Johannes A. (Hans) Hegt (M'97, SM'2001) was born on June 30, 1952 in Amsterdam, the Netherlands. He studied Electrical Engineering at the Eindhoven University of Technology (TU/e), where he graduated with honors in 1982. From 1983 until 1986 he was an assistant at the TU/e. Since 1987, he is a lecturer at this University, where he gives courses in the areas of switched-capacitor filter engineering, switched current filters, digital electronics, microprocessors, digital signal processing, neural networks, non-linear systems and mixed-signal systems. In 1988 he received a Ph.D. degree on synthesis of switched-capacitor filters. Since 1994 he is an Associate Professor on mixed analogue/digital circuit design. He is currently especially involved in the hardware realization of ADCs and DACs.
Arthur H.M. van Roermund (SM'95) was born in Delft, The Netherlands in 1951. He received the M.Sc. degree in electrical engineering in 1975 from the Delft University of Technology and the Ph.D. degree in Applied Sciences from the K.U.Leuven, Belgium, in 1987. From 1975 to 1992 he was with Philips Research Laboratories in Eindhoven.

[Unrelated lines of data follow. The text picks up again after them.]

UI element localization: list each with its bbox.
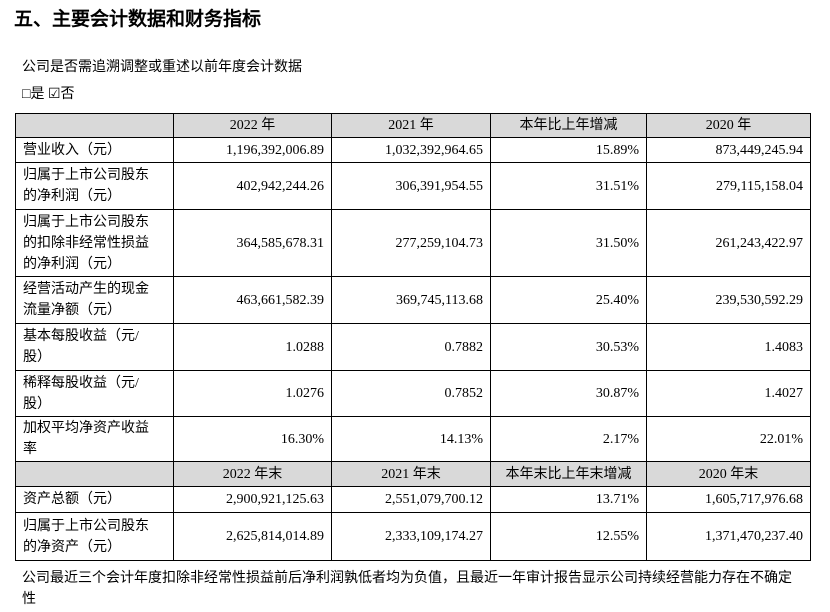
- cell-value: 1,032,392,964.65: [331, 137, 491, 163]
- header-cell: 2020 年: [646, 113, 811, 138]
- header-row: 2022 年末 2021 年末 本年末比上年末增减 2020 年末: [15, 461, 811, 487]
- cell-value: 31.51%: [490, 162, 647, 210]
- row-label: 归属于上市公司股东的净资产（元）: [15, 512, 174, 561]
- cell-value: 306,391,954.55: [331, 162, 491, 210]
- cell-value: 13.71%: [490, 486, 647, 513]
- header-cell: 本年末比上年末增减: [490, 461, 647, 487]
- cell-value: 1.4083: [646, 323, 811, 371]
- row-label: 基本每股收益（元/股）: [15, 323, 174, 371]
- header-cell: 2022 年: [173, 113, 332, 138]
- cell-value: 30.87%: [490, 370, 647, 417]
- cell-value: 873,449,245.94: [646, 137, 811, 163]
- financial-table: 2022 年 2021 年本年比上年增减 2020 年营业收入（元） 1,196,39…: [15, 113, 811, 561]
- question: 公司是否需追溯调整或重述以前年度会计数据: [22, 60, 302, 75]
- cell-value: 277,259,104.73: [331, 209, 491, 277]
- header-cell: [15, 113, 174, 138]
- cell-value: 0.7882: [331, 323, 491, 371]
- cell-value: 1,605,717,976.68: [646, 486, 811, 513]
- data-row: 归属于上市公司股东的净利润（元） 402,942,244.26 306,391,95…: [15, 162, 811, 210]
- header-cell: [15, 461, 174, 487]
- cell-value: 0.7852: [331, 370, 491, 417]
- header-cell: 2022 年末: [173, 461, 332, 487]
- footnote: 公司最近三个会计年度扣除非经常性损益前后净利润孰低者均为负值，且最近一年审计报告…: [22, 571, 792, 607]
- cell-value: 1.4027: [646, 370, 811, 417]
- cell-value: 2,551,079,700.12: [331, 486, 491, 513]
- cell-value: 261,243,422.97: [646, 209, 811, 277]
- cell-value: 364,585,678.31: [173, 209, 332, 277]
- cell-value: 1.0276: [173, 370, 332, 417]
- cell-value: 369,745,113.68: [331, 276, 491, 324]
- row-label: 经营活动产生的现金流量净额（元）: [15, 276, 174, 324]
- data-row: 经营活动产生的现金流量净额（元） 463,661,582.39 369,745,11…: [15, 276, 811, 324]
- cell-value: 15.89%: [490, 137, 647, 163]
- cell-value: 2,900,921,125.63: [173, 486, 332, 513]
- cell-value: 1,371,470,237.40: [646, 512, 811, 561]
- row-label: 营业收入（元）: [15, 137, 174, 163]
- cell-value: 1,196,392,006.89: [173, 137, 332, 163]
- answer: □是 ☑否: [22, 87, 75, 102]
- cell-value: 463,661,582.39: [173, 276, 332, 324]
- cell-value: 16.30%: [173, 416, 332, 462]
- row-label: 加权平均净资产收益率: [15, 416, 174, 462]
- header-cell: 2021 年末: [331, 461, 491, 487]
- cell-value: 25.40%: [490, 276, 647, 324]
- data-row: 营业收入（元） 1,196,392,006.89 1,032,392,964.65 1…: [15, 137, 811, 163]
- cell-value: 31.50%: [490, 209, 647, 277]
- data-row: 稀释每股收益（元/股） 1.0276 0.7852 30.87% 1.4027: [15, 370, 811, 417]
- cell-value: 12.55%: [490, 512, 647, 561]
- data-row: 加权平均净资产收益率 16.30% 14.13% 2.17% 22.01%: [15, 416, 811, 462]
- header-row: 2022 年 2021 年本年比上年增减 2020 年: [15, 113, 811, 138]
- cell-value: 239,530,592.29: [646, 276, 811, 324]
- data-row: 基本每股收益（元/股） 1.0288 0.7882 30.53% 1.4083: [15, 323, 811, 371]
- header-cell: 本年比上年增减: [490, 113, 647, 138]
- cell-value: 1.0288: [173, 323, 332, 371]
- data-row: 归属于上市公司股东的净资产（元） 2,625,814,014.89 2,333,10…: [15, 512, 811, 561]
- data-row: 资产总额（元） 2,900,921,125.63 2,551,079,700.12 1…: [15, 486, 811, 513]
- cell-value: 402,942,244.26: [173, 162, 332, 210]
- cell-value: 2,333,109,174.27: [331, 512, 491, 561]
- row-label: 稀释每股收益（元/股）: [15, 370, 174, 417]
- cell-value: 2,625,814,014.89: [173, 512, 332, 561]
- row-label: 资产总额（元）: [15, 486, 174, 513]
- cell-value: 279,115,158.04: [646, 162, 811, 210]
- cell-value: 14.13%: [331, 416, 491, 462]
- cell-value: 30.53%: [490, 323, 647, 371]
- header-cell: 2021 年: [331, 113, 491, 138]
- section-title: 五、主要会计数据和财务指标: [14, 9, 262, 30]
- row-label: 归属于上市公司股东的扣除非经常性损益的净利润（元）: [15, 209, 174, 277]
- data-row: 归属于上市公司股东的扣除非经常性损益的净利润（元） 364,585,678.31 2…: [15, 209, 811, 277]
- header-cell: 2020 年末: [646, 461, 811, 487]
- cell-value: 22.01%: [646, 416, 811, 462]
- row-label: 归属于上市公司股东的净利润（元）: [15, 162, 174, 210]
- cell-value: 2.17%: [490, 416, 647, 462]
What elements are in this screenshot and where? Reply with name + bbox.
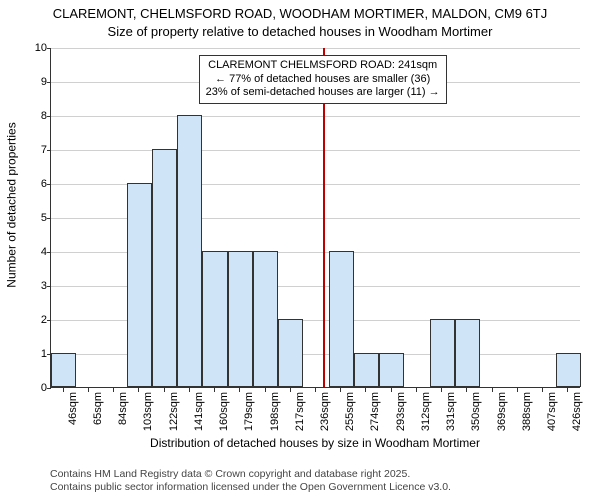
y-tick-mark xyxy=(47,354,51,355)
x-tick-mark xyxy=(88,388,89,392)
histogram-bar xyxy=(177,115,202,387)
x-tick-mark xyxy=(164,388,165,392)
y-tick-label: 10 xyxy=(25,42,47,54)
x-tick-label: 141sqm xyxy=(193,392,205,436)
x-tick-mark xyxy=(138,388,139,392)
x-tick-label: 179sqm xyxy=(243,392,255,436)
y-tick-mark xyxy=(47,116,51,117)
y-tick-label: 5 xyxy=(25,212,47,224)
footer-attribution: Contains HM Land Registry data © Crown c… xyxy=(50,468,580,494)
x-tick-mark xyxy=(365,388,366,392)
x-tick-label: 312sqm xyxy=(420,392,432,436)
x-tick-mark xyxy=(290,388,291,392)
x-tick-mark xyxy=(517,388,518,392)
x-tick-mark xyxy=(214,388,215,392)
y-tick-label: 8 xyxy=(25,110,47,122)
x-tick-label: 103sqm xyxy=(142,392,154,436)
x-tick-label: 217sqm xyxy=(294,392,306,436)
x-tick-mark xyxy=(441,388,442,392)
y-tick-mark xyxy=(47,218,51,219)
annotation-line: CLAREMONT CHELMSFORD ROAD: 241sqm xyxy=(206,59,440,73)
x-tick-label: 236sqm xyxy=(319,392,331,436)
x-tick-label: 331sqm xyxy=(445,392,457,436)
y-tick-mark xyxy=(47,82,51,83)
x-tick-mark xyxy=(416,388,417,392)
chart-container: CLAREMONT, CHELMSFORD ROAD, WOODHAM MORT… xyxy=(0,0,600,500)
y-tick-mark xyxy=(47,48,51,49)
x-tick-label: 255sqm xyxy=(344,392,356,436)
histogram-bar xyxy=(202,251,227,387)
x-tick-label: 65sqm xyxy=(92,392,104,436)
y-tick-mark xyxy=(47,150,51,151)
x-tick-mark xyxy=(265,388,266,392)
y-tick-label: 9 xyxy=(25,76,47,88)
histogram-bar xyxy=(278,319,303,387)
x-tick-label: 388sqm xyxy=(521,392,533,436)
footer-line1: Contains HM Land Registry data © Crown c… xyxy=(50,468,580,481)
histogram-bar xyxy=(430,319,455,387)
histogram-bar xyxy=(51,353,76,387)
x-axis-label: Distribution of detached houses by size … xyxy=(50,436,580,450)
gridline xyxy=(51,48,580,49)
x-tick-label: 160sqm xyxy=(218,392,230,436)
annotation-line: ← 77% of detached houses are smaller (36… xyxy=(206,73,440,87)
y-tick-mark xyxy=(47,184,51,185)
x-tick-mark xyxy=(315,388,316,392)
chart-title-line2: Size of property relative to detached ho… xyxy=(0,24,600,39)
histogram-bar xyxy=(127,183,152,387)
y-axis-label: Number of detached properties xyxy=(4,0,20,410)
y-tick-mark xyxy=(47,252,51,253)
histogram-bar xyxy=(253,251,278,387)
chart-title-line1: CLAREMONT, CHELMSFORD ROAD, WOODHAM MORT… xyxy=(0,6,600,21)
histogram-bar xyxy=(354,353,379,387)
x-tick-mark xyxy=(340,388,341,392)
histogram-bar xyxy=(228,251,253,387)
x-tick-mark xyxy=(542,388,543,392)
x-tick-mark xyxy=(466,388,467,392)
annotation-box: CLAREMONT CHELMSFORD ROAD: 241sqm← 77% o… xyxy=(199,55,447,104)
y-tick-label: 7 xyxy=(25,144,47,156)
histogram-bar xyxy=(379,353,404,387)
y-tick-label: 0 xyxy=(25,382,47,394)
y-tick-label: 4 xyxy=(25,246,47,258)
histogram-bar xyxy=(556,353,581,387)
x-tick-label: 293sqm xyxy=(395,392,407,436)
footer-line2: Contains public sector information licen… xyxy=(50,481,580,494)
histogram-bar xyxy=(152,149,177,387)
x-tick-mark xyxy=(189,388,190,392)
x-tick-label: 84sqm xyxy=(117,392,129,436)
x-tick-mark xyxy=(113,388,114,392)
x-tick-mark xyxy=(63,388,64,392)
y-tick-mark xyxy=(47,286,51,287)
x-tick-mark xyxy=(567,388,568,392)
x-tick-label: 407sqm xyxy=(546,392,558,436)
y-tick-mark xyxy=(47,320,51,321)
x-tick-mark xyxy=(492,388,493,392)
x-tick-label: 369sqm xyxy=(496,392,508,436)
y-tick-label: 6 xyxy=(25,178,47,190)
plot-area: CLAREMONT CHELMSFORD ROAD: 241sqm← 77% o… xyxy=(50,48,580,388)
histogram-bar xyxy=(329,251,354,387)
x-tick-label: 46sqm xyxy=(67,392,79,436)
gridline xyxy=(51,150,580,151)
x-tick-mark xyxy=(391,388,392,392)
y-tick-label: 3 xyxy=(25,280,47,292)
y-tick-label: 2 xyxy=(25,314,47,326)
y-tick-mark xyxy=(47,388,51,389)
y-tick-label: 1 xyxy=(25,348,47,360)
annotation-line: 23% of semi-detached houses are larger (… xyxy=(206,86,440,100)
x-tick-label: 122sqm xyxy=(168,392,180,436)
gridline xyxy=(51,116,580,117)
x-tick-label: 274sqm xyxy=(369,392,381,436)
x-tick-mark xyxy=(239,388,240,392)
histogram-bar xyxy=(455,319,480,387)
x-tick-label: 426sqm xyxy=(571,392,583,436)
x-tick-label: 198sqm xyxy=(269,392,281,436)
x-tick-label: 350sqm xyxy=(470,392,482,436)
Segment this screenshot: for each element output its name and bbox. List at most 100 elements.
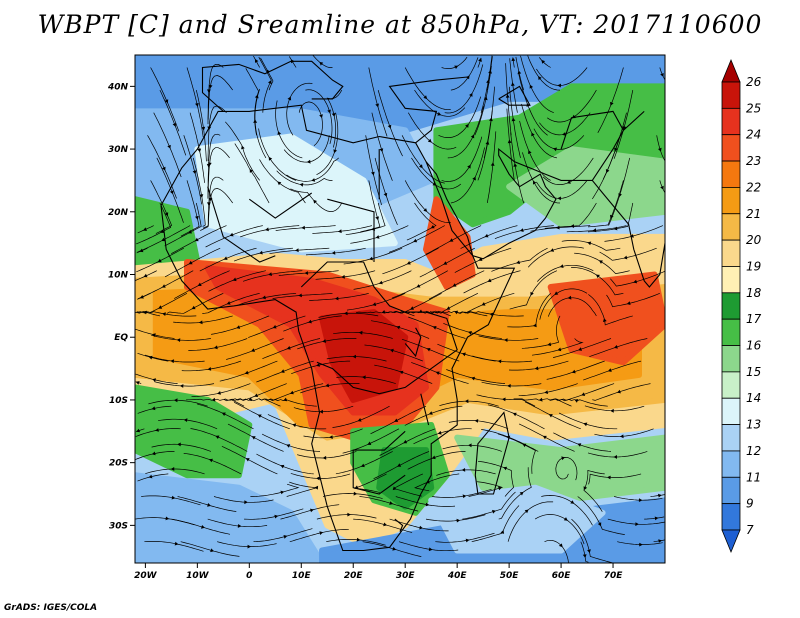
streamline <box>229 383 287 401</box>
streamline-arrow <box>464 399 469 404</box>
streamline-arrow <box>248 397 253 401</box>
streamline-arrow <box>283 397 288 402</box>
streamline-arrow <box>419 525 423 530</box>
streamline-arrow <box>501 397 506 402</box>
streamline <box>154 381 215 387</box>
streamline-arrow <box>587 549 591 554</box>
streamline <box>291 360 351 375</box>
streamline <box>202 292 260 314</box>
streamline-arrow <box>287 96 292 101</box>
streamline-arrow <box>392 546 397 551</box>
streamline <box>303 428 363 439</box>
streamline-arrow <box>241 145 245 150</box>
streamline-arrow <box>371 171 375 176</box>
streamline <box>221 445 278 475</box>
streamline <box>195 90 207 162</box>
streamline <box>151 443 212 452</box>
streamline <box>487 404 545 430</box>
streamline <box>250 483 300 497</box>
streamline-arrow <box>538 397 543 402</box>
streamline-arrow <box>375 103 379 108</box>
streamline-arrow <box>410 306 414 310</box>
streamline <box>262 338 321 360</box>
colorbar-swatch <box>721 318 741 346</box>
streamline <box>392 473 424 497</box>
streamline <box>471 505 520 543</box>
streamline-arrow <box>289 390 294 395</box>
streamline <box>256 360 314 383</box>
streamline-arrow <box>392 486 397 491</box>
streamline-arrow <box>428 547 433 552</box>
streamline <box>566 225 627 233</box>
streamline <box>478 335 539 341</box>
streamline <box>486 131 497 204</box>
streamline-arrow <box>139 248 144 253</box>
streamline <box>283 135 330 163</box>
streamline <box>153 112 182 178</box>
streamline-arrow <box>375 216 379 221</box>
streamline-arrow <box>610 408 614 413</box>
streamline-arrow <box>623 255 628 260</box>
streamline <box>242 270 303 282</box>
streamline-arrow <box>268 272 272 276</box>
streamline <box>395 496 456 507</box>
streamline-arrow <box>316 476 320 481</box>
streamline <box>411 157 462 190</box>
colorbar-swatch <box>721 476 741 505</box>
streamline <box>219 360 278 382</box>
streamline-arrow <box>607 475 611 480</box>
streamline-arrow <box>192 170 197 175</box>
streamline <box>208 270 266 292</box>
streamline-arrow <box>427 138 432 143</box>
streamline <box>404 67 451 111</box>
streamline-arrow <box>489 117 493 122</box>
colorbar: 26 25 24 23 22 21 20 19 18 17 16 15 14 13 12 11 9 7 <box>721 58 762 554</box>
streamline-arrow <box>375 235 380 239</box>
streamline-arrow <box>197 148 202 153</box>
colorbar-level-label: 24 <box>746 128 761 142</box>
streamline <box>350 225 409 244</box>
streamline-arrow <box>507 139 512 144</box>
streamline-arrow <box>462 494 467 499</box>
streamline <box>388 225 445 253</box>
colorbar-swatch <box>721 397 741 425</box>
field-region <box>135 384 253 479</box>
streamline <box>407 451 466 470</box>
field-region <box>454 434 665 504</box>
streamline <box>414 473 460 492</box>
streamline-arrow <box>533 180 537 185</box>
streamline-arrow <box>244 370 249 375</box>
streamline <box>580 541 589 563</box>
coastline-segment <box>201 60 344 112</box>
colorbar-swatch <box>721 160 741 188</box>
lat-tick-label: EQ <box>114 333 128 343</box>
streamline <box>536 67 588 86</box>
streamline-arrow <box>529 84 534 89</box>
streamline <box>537 264 594 282</box>
streamline-arrow <box>423 95 428 100</box>
streamline <box>164 202 202 247</box>
streamline <box>177 496 237 512</box>
streamline <box>389 518 449 532</box>
streamline-arrow <box>524 509 529 514</box>
streamline <box>286 157 339 182</box>
streamline-arrow <box>658 147 662 152</box>
streamline-arrow <box>208 197 213 202</box>
streamline-arrow <box>143 310 148 315</box>
streamline <box>336 376 396 384</box>
streamline <box>267 414 327 430</box>
streamline <box>174 270 230 299</box>
streamline-arrow <box>173 398 178 403</box>
streamline-arrow <box>191 305 196 310</box>
lat-tick-label: 30N <box>108 145 129 155</box>
colorbar-swatch <box>721 134 741 162</box>
streamline <box>318 312 379 318</box>
streamline-arrow <box>555 225 560 230</box>
streamline <box>494 225 554 240</box>
streamline-arrow <box>162 166 166 171</box>
streamline-arrow <box>511 117 516 122</box>
streamline-arrow <box>620 434 624 439</box>
streamline <box>439 400 499 407</box>
streamline-arrow <box>311 178 316 182</box>
streamline-arrow <box>538 76 542 81</box>
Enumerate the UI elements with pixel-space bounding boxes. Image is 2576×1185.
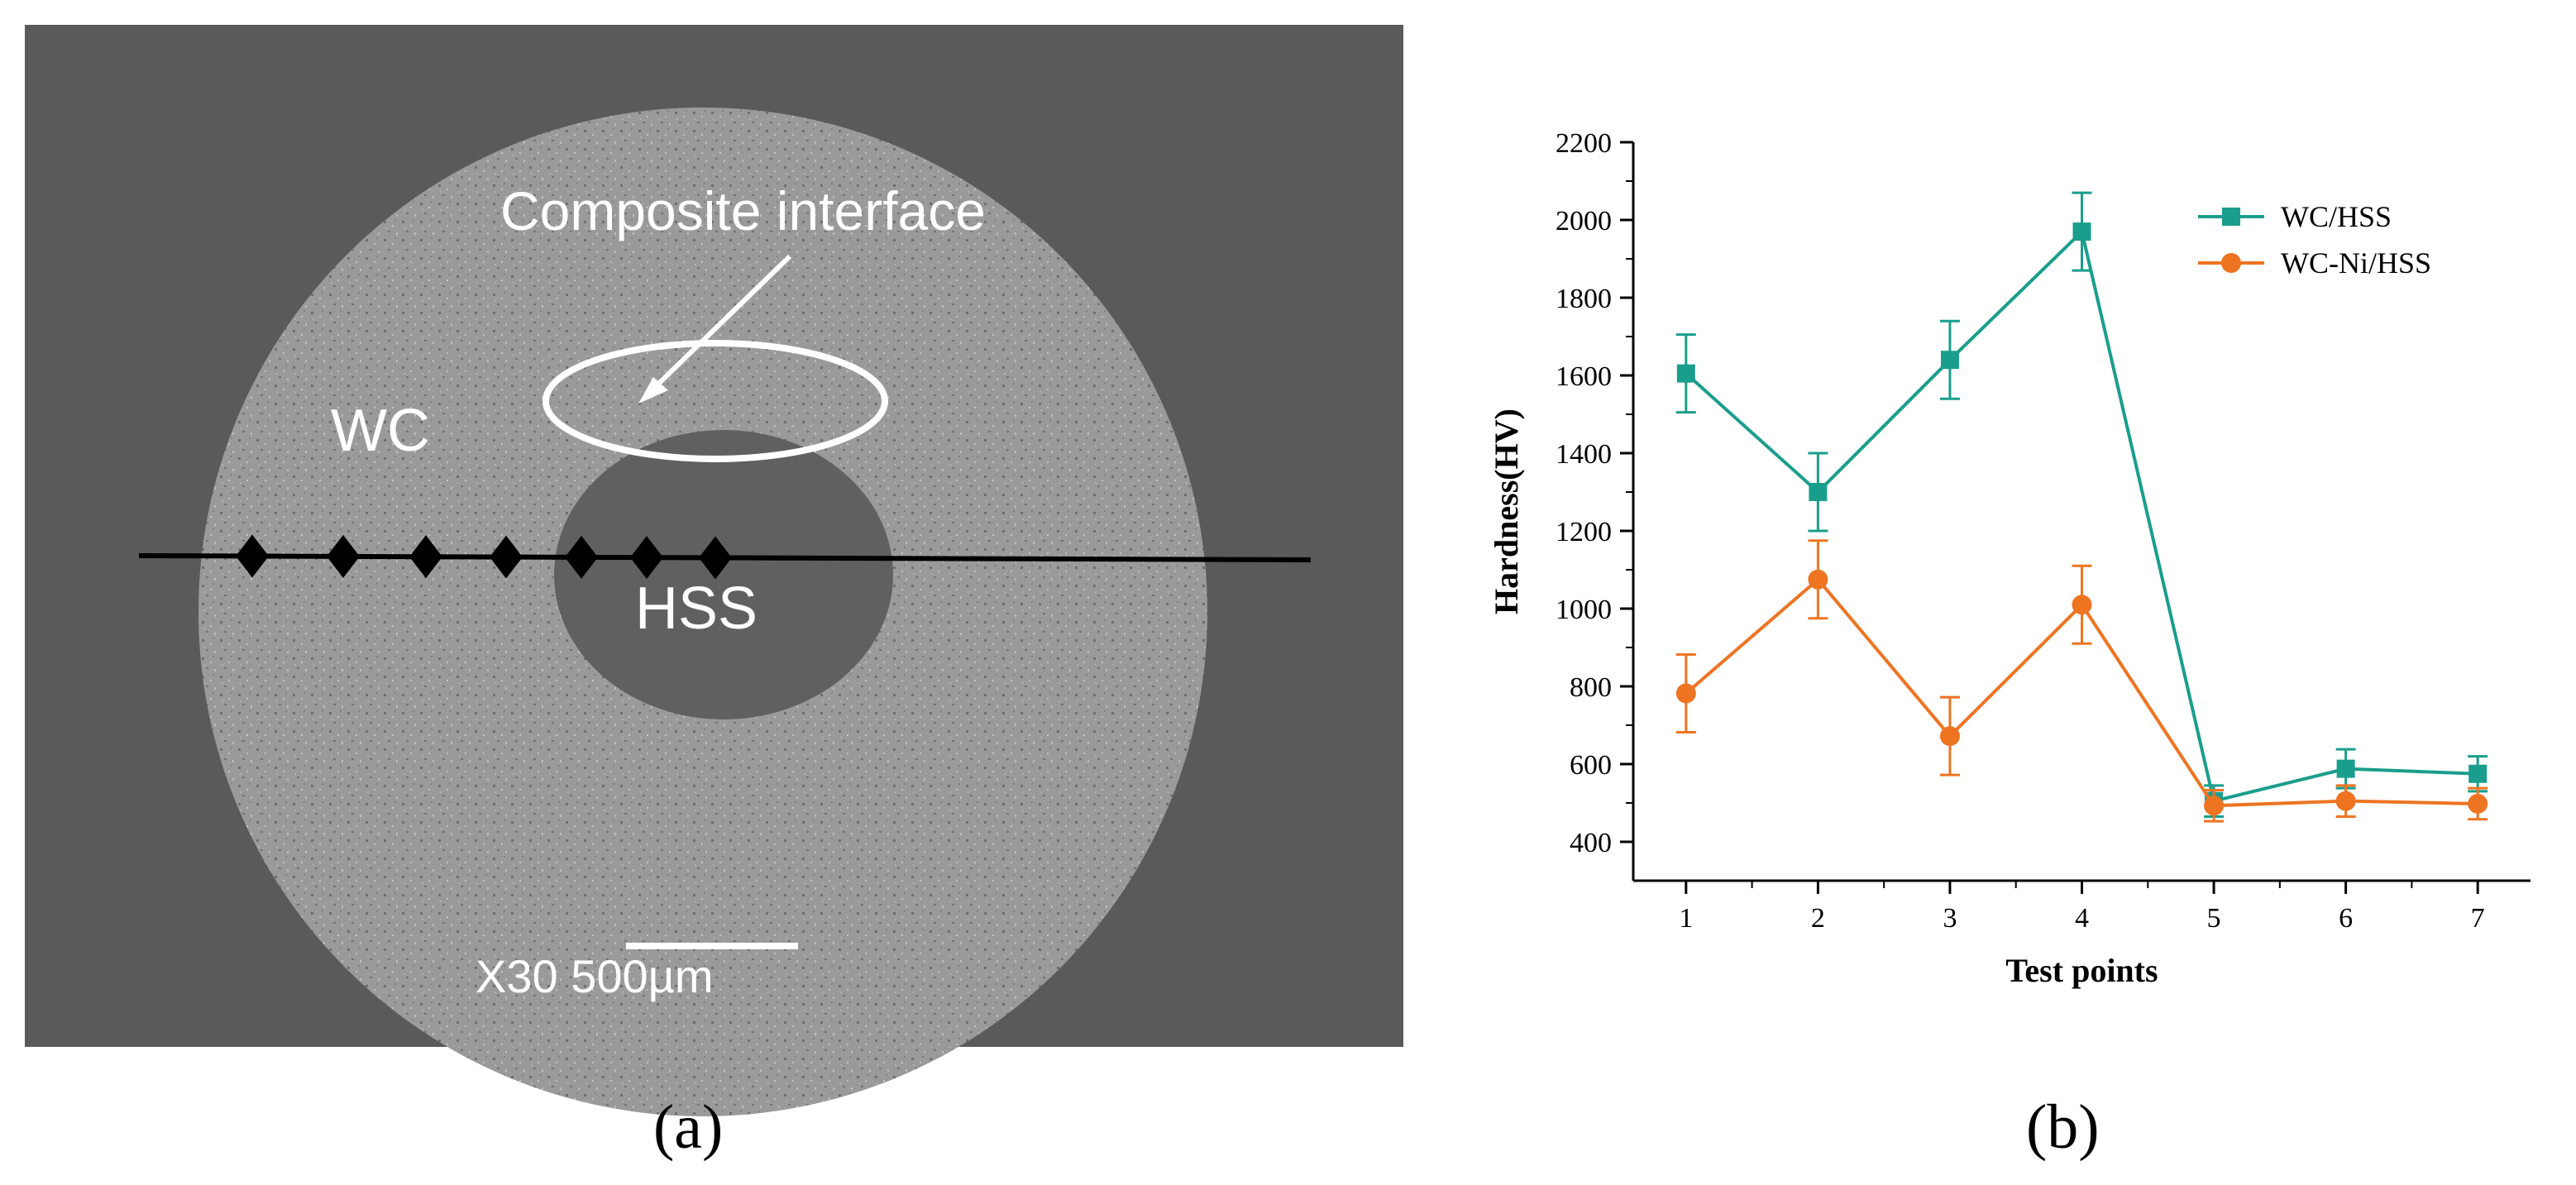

From 1992 to 1999 he has been a full professor at the Electrical Engineering Department of Delft University of Technology, where he was chairman of the Electronics Research Group and member of the management team of DIMES. From 1992 to 1999 he has been chairman of a two-years post-graduate school for "chartered designer". From 1992 to 1997 he has been consultant for Philips. October 1999 he joined Eindhoven University of Technology as a full professor, chairing the Mixed-signal Microelectronics Group. Since September 2002 he is also director of research of the Department of Electrical Engineering. He is chairman of the board of ProRISC, a nation-wide microelectronics platform; a member of the ICT research platform for the Netherlands (IPN); and a member of the supervisory board of the NRC Photonics research centre. Since 2001, he is one of the three organisers of the yearly workshop on Advanced Analog Circuit Design (AACD). In 2004 he achieved the 'Simon Stevin Meester' award, coupled to a price of 500.000^, for his scientific and technological achievements. In 2007 he was member of an international assessment panel for the Department of Electronics and Information of Politecnico di Milano, and in 2009 for Electronics and Electrical Engineering for the merged Aalto University Finland. He authored/co-authored more than 300 articles and 25 books.